Они, сострадая, произносили общие слова утешения. Они уже были наслышаны о Сухинове и обращались большей частью к нему, стараясь смягчить, отогреть его ожесточенное сердце. Их пугало его багровое, обмороженное лицо, на котором угрюмо сверкали угольно-черные глаза.

– Сухинов, милый наш брат, – говорила Волконская дрожащим голосом. – Успокойтесь, смиритесь. Лиза Нарышкина рассказывала о ваших настроениях. Так вы убьете себя прежде времени! Так нельзя жить! Нельзя жить ненавистью. Да, вам много причинили зла, но Христос учил прощать. Простите своих обидчиков, и вам станет легче. Надо жить надеждой. Все переменится к лучшему, вот увидите. Сейчас ночь, но наступит утро.

Сухинов с наслаждением впитывал в себя негу женского голоса. Он сказал:

– Оживите Муравьева, Щепиллу, Кузьмина, и тогда я прощу своих обидчиков, княгиня!

– Ах, боже мой! – воскликнула Трубецкая. – Ах, какая невосполнимая утрата для общества, для отечества!

Она-то хорошо помнила Сергея Ивановича.
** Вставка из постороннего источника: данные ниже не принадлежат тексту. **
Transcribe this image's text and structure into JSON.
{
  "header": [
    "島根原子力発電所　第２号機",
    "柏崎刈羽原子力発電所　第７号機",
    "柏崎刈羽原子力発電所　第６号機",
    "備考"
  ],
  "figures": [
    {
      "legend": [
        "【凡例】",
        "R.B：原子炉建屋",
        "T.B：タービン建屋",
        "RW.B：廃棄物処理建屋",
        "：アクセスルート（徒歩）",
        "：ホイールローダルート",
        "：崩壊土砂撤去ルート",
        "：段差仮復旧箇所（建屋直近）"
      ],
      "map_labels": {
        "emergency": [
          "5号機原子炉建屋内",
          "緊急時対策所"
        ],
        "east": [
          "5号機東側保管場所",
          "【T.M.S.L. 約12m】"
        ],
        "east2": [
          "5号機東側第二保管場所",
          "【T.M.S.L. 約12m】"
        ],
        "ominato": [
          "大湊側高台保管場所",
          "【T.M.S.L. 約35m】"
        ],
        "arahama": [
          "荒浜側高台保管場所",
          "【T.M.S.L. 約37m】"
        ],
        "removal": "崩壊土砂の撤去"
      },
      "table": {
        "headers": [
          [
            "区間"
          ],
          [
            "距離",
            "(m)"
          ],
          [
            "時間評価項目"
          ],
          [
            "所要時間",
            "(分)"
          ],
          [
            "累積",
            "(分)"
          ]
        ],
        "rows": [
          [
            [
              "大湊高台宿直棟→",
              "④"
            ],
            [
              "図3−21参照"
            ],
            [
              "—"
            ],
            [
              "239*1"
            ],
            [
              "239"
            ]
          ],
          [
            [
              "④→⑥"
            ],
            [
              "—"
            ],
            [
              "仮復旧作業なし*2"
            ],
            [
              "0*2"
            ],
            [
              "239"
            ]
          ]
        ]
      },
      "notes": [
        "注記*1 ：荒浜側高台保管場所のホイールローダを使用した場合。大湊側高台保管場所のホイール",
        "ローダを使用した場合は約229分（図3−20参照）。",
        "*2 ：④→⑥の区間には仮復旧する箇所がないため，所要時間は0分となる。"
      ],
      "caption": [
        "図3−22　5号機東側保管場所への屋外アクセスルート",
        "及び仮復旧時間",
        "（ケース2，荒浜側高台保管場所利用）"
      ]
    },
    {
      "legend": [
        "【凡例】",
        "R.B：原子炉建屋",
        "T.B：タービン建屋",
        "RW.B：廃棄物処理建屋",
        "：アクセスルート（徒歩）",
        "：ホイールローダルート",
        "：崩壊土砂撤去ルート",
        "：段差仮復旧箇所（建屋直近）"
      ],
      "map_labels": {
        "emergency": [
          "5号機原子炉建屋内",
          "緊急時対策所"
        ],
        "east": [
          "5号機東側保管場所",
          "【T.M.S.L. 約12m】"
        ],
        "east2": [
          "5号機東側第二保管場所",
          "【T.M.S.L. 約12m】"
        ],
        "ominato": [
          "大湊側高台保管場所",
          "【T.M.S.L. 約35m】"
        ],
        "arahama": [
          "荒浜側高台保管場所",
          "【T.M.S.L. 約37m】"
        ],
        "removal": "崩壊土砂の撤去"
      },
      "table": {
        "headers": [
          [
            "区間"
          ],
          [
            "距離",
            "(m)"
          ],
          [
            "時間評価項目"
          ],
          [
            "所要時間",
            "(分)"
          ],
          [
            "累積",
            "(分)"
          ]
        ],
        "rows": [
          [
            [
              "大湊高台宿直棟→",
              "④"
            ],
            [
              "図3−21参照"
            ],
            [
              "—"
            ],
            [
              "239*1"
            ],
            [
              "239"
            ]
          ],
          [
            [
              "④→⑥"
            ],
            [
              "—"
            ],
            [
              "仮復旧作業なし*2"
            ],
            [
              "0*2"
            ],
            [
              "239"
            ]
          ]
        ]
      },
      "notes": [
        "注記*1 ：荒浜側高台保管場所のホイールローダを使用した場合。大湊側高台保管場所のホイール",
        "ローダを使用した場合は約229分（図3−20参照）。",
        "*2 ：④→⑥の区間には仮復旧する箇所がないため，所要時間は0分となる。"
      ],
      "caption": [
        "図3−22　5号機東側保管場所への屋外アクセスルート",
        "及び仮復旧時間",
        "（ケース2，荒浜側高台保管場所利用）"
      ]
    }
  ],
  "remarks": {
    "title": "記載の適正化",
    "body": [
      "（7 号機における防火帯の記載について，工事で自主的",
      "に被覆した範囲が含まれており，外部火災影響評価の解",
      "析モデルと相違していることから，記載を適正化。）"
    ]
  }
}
Он был так уверен в себе, жаркоречивый, красивый, бледный, похожий на апостола. И вот его нет, а ее Серж, осторожный, умный, благородный, сброшен на самое дно жизни. Чья в том вина? Ей ли понять? Она будет нести до конца свой крест, охотно разделит с мужем его муки, но душа ее отвергает жестокость и насилие, готовность к которым так и брызжет из глаз этого обмороженного, неусмиренного человека, бывшего поручика. Его товарищи, это видно, намного спокойнее и добрее. Но он обязательно погубит и себя и их, по его лицу бродит отсвет небытия. Его разум не внемлет словам тишины и покоя. Боже мой!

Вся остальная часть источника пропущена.